You will see a common trait to the graphs, which all include mass hysteria in early Y2K and then a rapid decline as people realized the earth was not a different place before and after the millennium. The sun comes up and goes down. Sometimes it rains and sometimes it's sunny. Life goes on.
Those graphs are all rounding out in the near-zero range [compared with their peaks though some still have substantial market capitalisation]. There is little adjustment left to make.
Even if they go totally to zero, the residual market capitalisation is trivial compared with the peak. The economy has handled the most stupendous change in history of who owns what with barely a murmur. That change has already happened. Those losses are already 'baked in' as they say. There is little left to manage. Since the vast transition was handled with ease, we should not be too worried about the tidying up which remains - there is very little left to do.
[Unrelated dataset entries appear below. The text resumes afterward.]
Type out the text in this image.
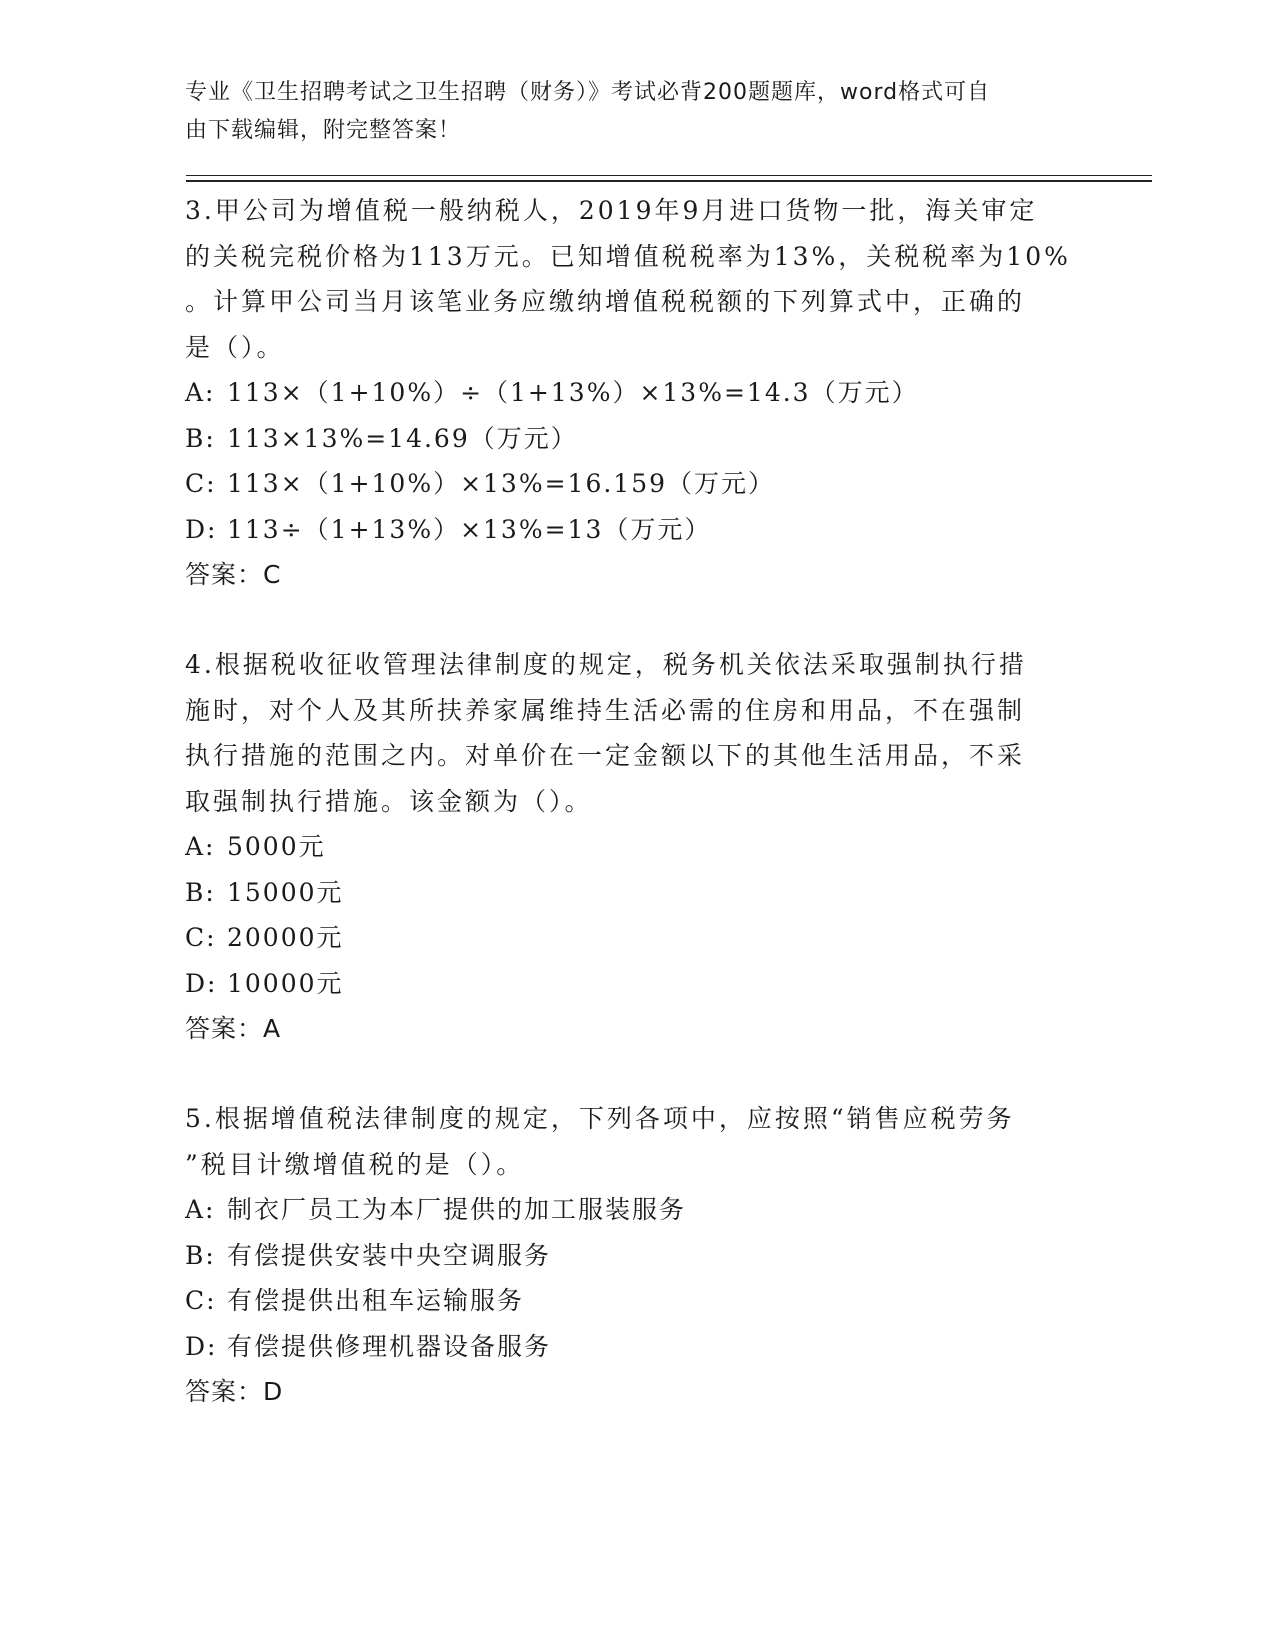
专业《卫生招聘考试之卫生招聘（财务）》考试必背200题题库，word格式可自
由下载编辑，附完整答案！
3.甲公司为增值税一般纳税人，2019年9月进口货物一批，海关审定
的关税完税价格为113万元。已知增值税税率为13%，关税税率为10%
。计算甲公司当月该笔业务应缴纳增值税税额的下列算式中，正确的
是（）。
A: 113×（1+10%）÷（1+13%）×13%=14.3（万元）
B: 113×13%=14.69（万元）
C: 113×（1+10%）×13%=16.159（万元）
D: 113÷（1+13%）×13%=13（万元）
答案：C
4.根据税收征收管理法律制度的规定，税务机关依法采取强制执行措
施时，对个人及其所扶养家属维持生活必需的住房和用品，不在强制
执行措施的范围之内。对单价在一定金额以下的其他生活用品，不采
取强制执行措施。该金额为（）。
A: 5000元
B: 15000元
C: 20000元
D: 10000元
答案：A
5.根据增值税法律制度的规定，下列各项中，应按照“销售应税劳务
”税目计缴增值税的是（）。
A: 制衣厂员工为本厂提供的加工服装服务
B: 有偿提供安装中央空调服务
C: 有偿提供出租车运输服务
D: 有偿提供修理机器设备服务
答案：D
People have quit their day-trading jobs and gone back to work for The Man, on an 8.30 am to 5pm basis. They will earn their money with their nose to the grindstone, shoulder to the wheel, back to the wall and ear to the ground [they are contortionists]. They will pay their mortgages, they will pay their taxes, they will send their children to school, buy groceries [at a supermarket, not in first class on a 747 flying to Bali], put off upgrading the car [or SUV], check their bank balance [which will say 'you owe us $$$'] and defer retirement for a few more years or decades.
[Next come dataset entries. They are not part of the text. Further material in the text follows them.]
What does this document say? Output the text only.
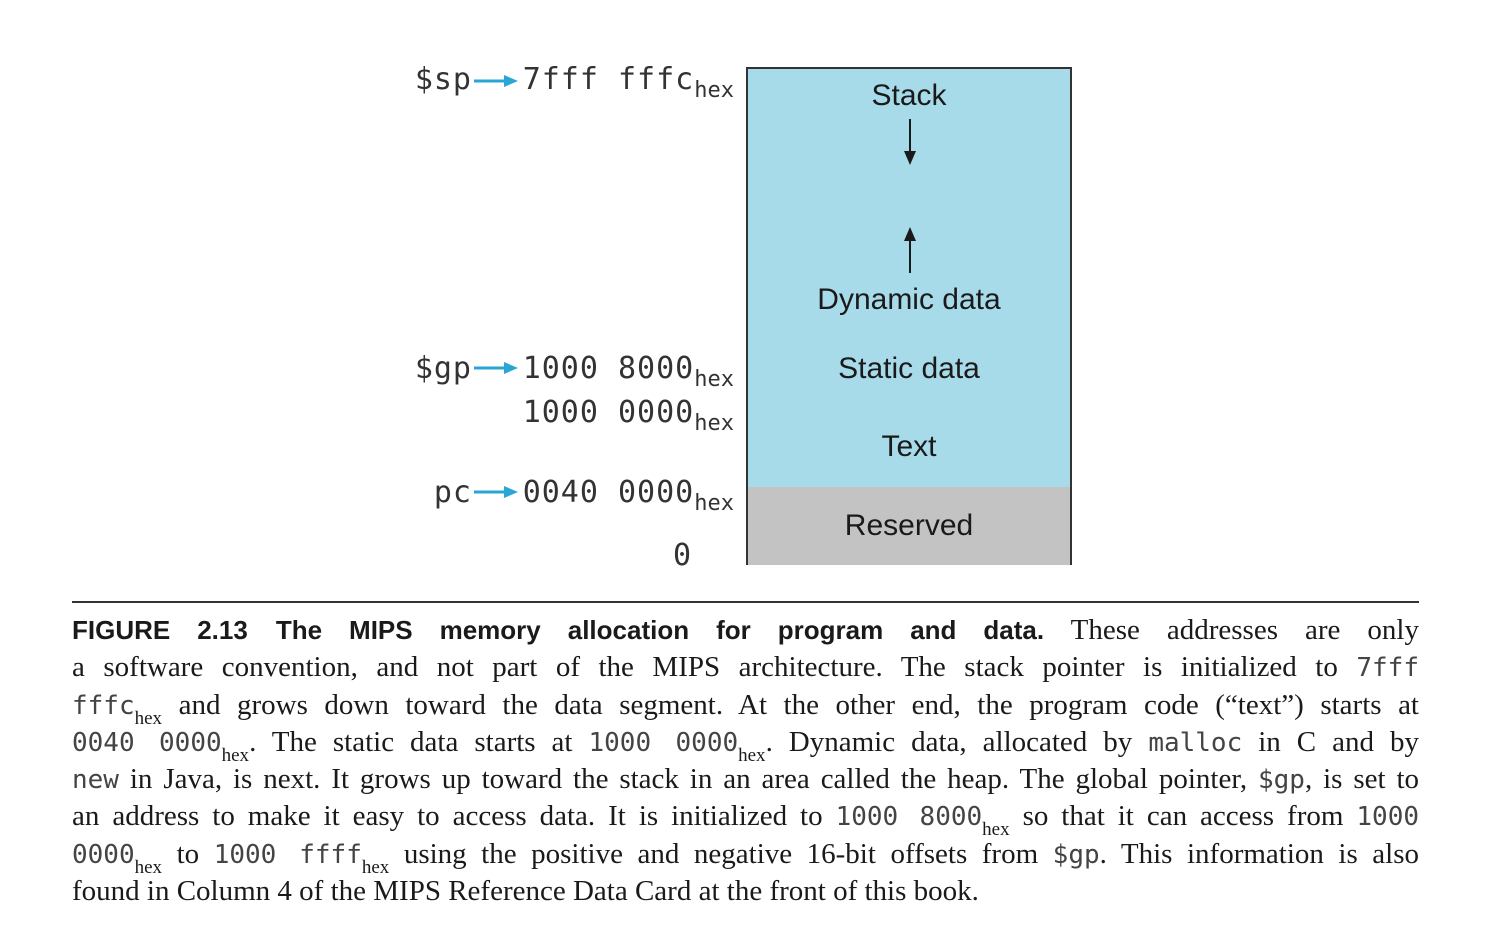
$sp 7fff fffc$_{hex}$
$gp 1000 $8000_{hex}$
1000 $0000_{hex}$
pc 0040 $0000_{hex}$
0
Stack
Dynamic data
Static data
Text
Reserved
FIGURE 2.13 The MIPS memory allocation for program and data. These addresses are only
a software convention, and not part of the MIPS architecture. The stack pointer is initialized to 7fff
fffc$_{hex}$ and grows down toward the data segment. At the other end, the program code (“text”) starts at
0040 $0000_{hex}$. The static data starts at 1000 $0000_{hex}$. Dynamic data, allocated by malloc in C and by
new in Java, is next. It grows up toward the stack in an area called the heap. The global pointer, $gp, is set to
an address to make it easy to access data. It is initialized to 1000 $8000_{hex}$ so that it can access from 1000
$0000_{hex}$ to 1000 ffff$_{hex}$ using the positive and negative 16-bit offsets from $gp. This information is also
found in Column 4 of the MIPS Reference Data Card at the front of this book.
The Telecosm and dot.bomb collapse is over. It's finished [bar the shouting]. The financial system took it in stride. There is no financial collapse.
Japan, Hong Kong and other places which supplied the frenzy with Lexus and ready capital will have to earn their living doing more prosaic stuff like making and selling CDMA products which have real long-term value.
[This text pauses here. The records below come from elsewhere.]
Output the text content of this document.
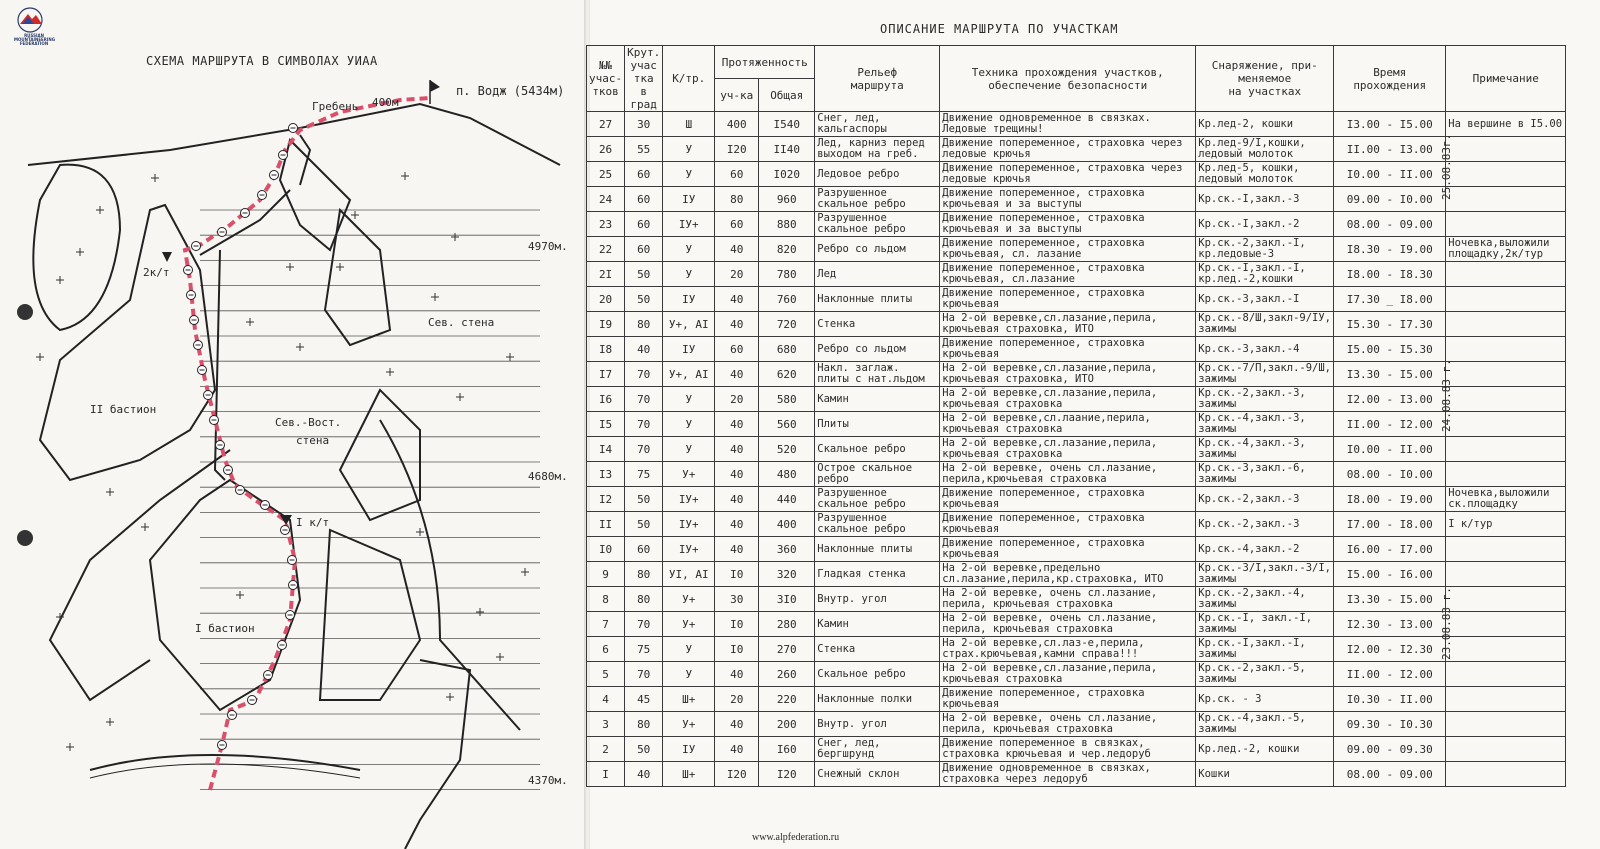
RUSSIAN MOUNTAINEERING FEDERATION
СХЕМА МАРШРУТА В СИМВОЛАХ УИАА
Гребень 400м
п. Водж (5434м)
4970м.
4680м.
4370м.
Сев. стена
Сев.-Вост.
стена
II бастион
I бастион
2к/т
I к/т
ОПИСАНИЕ МАРШРУТА ПО УЧАСТКАМ
№№
учас-
тков	Крут.
учас
тка
в град	К/тр.	Протяженность		Рельеф
маршрута	Техника прохождения участков,
обеспечение безопасности	Снаряжение, при-
меняемое
на участках	Время
прохождения	Примечание
			уч-ка	Общая					
27	30	Ш	400	I540	Снег, лед, кальгаспоры	Движение одновременное в связках. Ледовые трещины!	Кр.лед-2, кошки	I3.00 - I5.00	На вершине в I5.00
26	55	У	I20	II40	Лед, карниз перед выходом на греб.	Движение попеременное, страховка через ледовые крючья	Кр.лед-9/I,кошки, ледовый молоток	II.00 - I3.00	
25	60	У	60	I020	Ледовое ребро	Движение попеременное, страховка через ледовые крючья	Кр.лед-5, кошки, ледовый молоток	I0.00 - II.00	
24	60	IУ	80	960	Разрушенное скальное ребро	Движение попеременное, страховка крючьевая и за выступы	Кр.ск.-I,закл.-3	09.00 - I0.00	
23	60	IУ+	60	880	Разрушенное скальное ребро	Движение попеременное, страховка крючьевая и за выступы	Кр.ск.-I,закл.-2	08.00 - 09.00	
22	60	У	40	820	Ребро со льдом	Движение попеременное, страховка крючьевая, сл. лазание	Кр.ск.-2,закл.-I, кр.ледовые-3	I8.30 - I9.00	Ночевка,выложили площадку,2к/тур
2I	50	У	20	780	Лед	Движение попеременное, страховка крючьевая, сл.лазание	Кр.ск.-I,закл.-I, кр.лед.-2,кошки	I8.00 - I8.30	
20	50	IУ	40	760	Наклонные плиты	Движение попеременное, страховка крючьевая	Кр.ск.-3,закл.-I	I7.30 _ I8.00	
I9	80	У+, АI	40	720	Стенка	На 2-ой веревке,сл.лазание,перила, крючьевая страховка, ИТО	Кр.ск.-8/Ш,закл-9/IУ, зажимы	I5.30 - I7.30	
I8	40	IУ	60	680	Ребро со льдом	Движение попеременное, страховка крючьевая	Кр.ск.-3,закл.-4	I5.00 - I5.30	
I7	70	У+, АI	40	620	Накл. заглаж. плиты с нат.льдом	На 2-ой веревке,сл.лазание,перила, крючьевая страховка, ИТО	Кр.ск.-7/П,закл.-9/Ш, зажимы	I3.30 - I5.00	
I6	70	У	20	580	Камин	На 2-ой веревке,сл.лазание,перила, крючьевая страховка	Кр.ск.-2,закл.-3, зажимы	I2.00 - I3.00	
I5	70	У	40	560	Плиты	На 2-ой веревке,сл.лаание,перила, крючьевая страховка	Кр.ск.-4,закл.-3, зажимы	II.00 - I2.00	
I4	70	У	40	520	Скальное ребро	На 2-ой веревке,сл.лазание,перила, крючьевая страховка	Кр.ск.-4,закл.-3, зажимы	I0.00 - II.00	
I3	75	У+	40	480	Острое скальное ребро	На 2-ой веревке, очень сл.лазание, перила,крючьевая страховка	Кр.ск.-3,закл.-6, зажимы	08.00 - I0.00	
I2	50	IУ+	40	440	Разрушенное скальное ребро	Движение попеременное, страховка крючьевая	Кр.ск.-2,закл.-3	I8.00 - I9.00	Ночевка,выложили ск.площадку
II	50	IУ+	40	400	Разрушенное скальное ребро	Движение попеременное, страховка крючьевая	Кр.ск.-2,закл.-3	I7.00 - I8.00	I к/тур
I0	60	IУ+	40	360	Наклонные плиты	Движение попеременное, страховка крючьевая	Кр.ск.-4,закл.-2	I6.00 - I7.00	
9	80	УI, АI	I0	320	Гладкая стенка	На 2-ой веревке,предельно сл.лазание,перила,кр.страховка, ИТО	Кр.ск.-3/I,закл.-3/I, зажимы	I5.00 - I6.00	
8	80	У+	30	3I0	Внутр. угол	На 2-ой веревке, очень сл.лазание, перила, крючьевая страховка	Кр.ск.-2,закл.-4, зажимы	I3.30 - I5.00	
7	70	У+	I0	280	Камин	На 2-ой веревке, очень сл.лазание, перила, крючьевая страховка	Кр.ск.-I, закл.-I, зажимы	I2.30 - I3.00	
6	75	У	I0	270	Стенка	На 2-ой веревке,сл.лаз-е,перила, страх.крючьевая,камни справа!!!	Кр.ск.-I,закл.-I, зажимы	I2.00 - I2.30	
5	70	У	40	260	Скальное ребро	На 2-ой веревке,сл.лазание,перила, крючьевая страховка	Кр.ск.-2,закл.-5, зажимы	II.00 - I2.00	
4	45	Ш+	20	220	Наклонные полки	Движение попеременное, страховка крючьевая	Кр.ск. - 3	I0.30 - II.00	
3	80	У+	40	200	Внутр. угол	На 2-ой веревке, очень сл.лазание, перила, крючьевая страховка	Кр.ск.-4,закл.-5, зажимы	09.30 - I0.30	
2	50	IУ	40	I60	Снег, лед, бергшрунд	Движение попеременное в связках, страховка крючьевая и чер.ледоруб	Кр.лед.-2, кошки	09.00 - 09.30	
I	40	Ш+	I20	I20	Снежный склон	Движение одновременное в связках, страховка через ледоруб	Кошки	08.00 - 09.00	
25.08.83г.
24.08.83 г.
23.08.83 г.
www.alpfederation.ru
Now, the good bits of the Telecosm and dot.coms will go on to glory and be instrumental in creating the huge abracadabra which is burgeoning for all to see who are not blinded by the little roller coaster ride down we have all enjoyed with white knuckles and sickness in the pit of our stomachs.
USS Enterprise is steaming ahead - the irresistible has no matching immoveable. The sky's not the limit. It's an inflationary universe - there are no limits. [A little irony there too, just for fun].
Jay is standing there, immoveable, holding up an Aztec Cross to stop the irresistible. USS Enterprise is headed right at him, with 30 knots and a LOT of momentum. Uncle Green$pan is stoking the reactor, raising the nickel zirconium rods to really get things cooking.
Is Jay immoveable? Was it Jay standing alone in front of the tanks in Beijing, bringing them to a halt? Will he be able to do it again? Will USS Enterprise be as sympathetic as the tank driver? Could the driver stop even if he knew Jay is in the way? A tank and USS Enterprise are two very different beasts. The tank had a driver. USS Enterprise is a mindless, heartless, juggernaut. Uncle Al just controls the level of the rods in the reactor - he's not steering.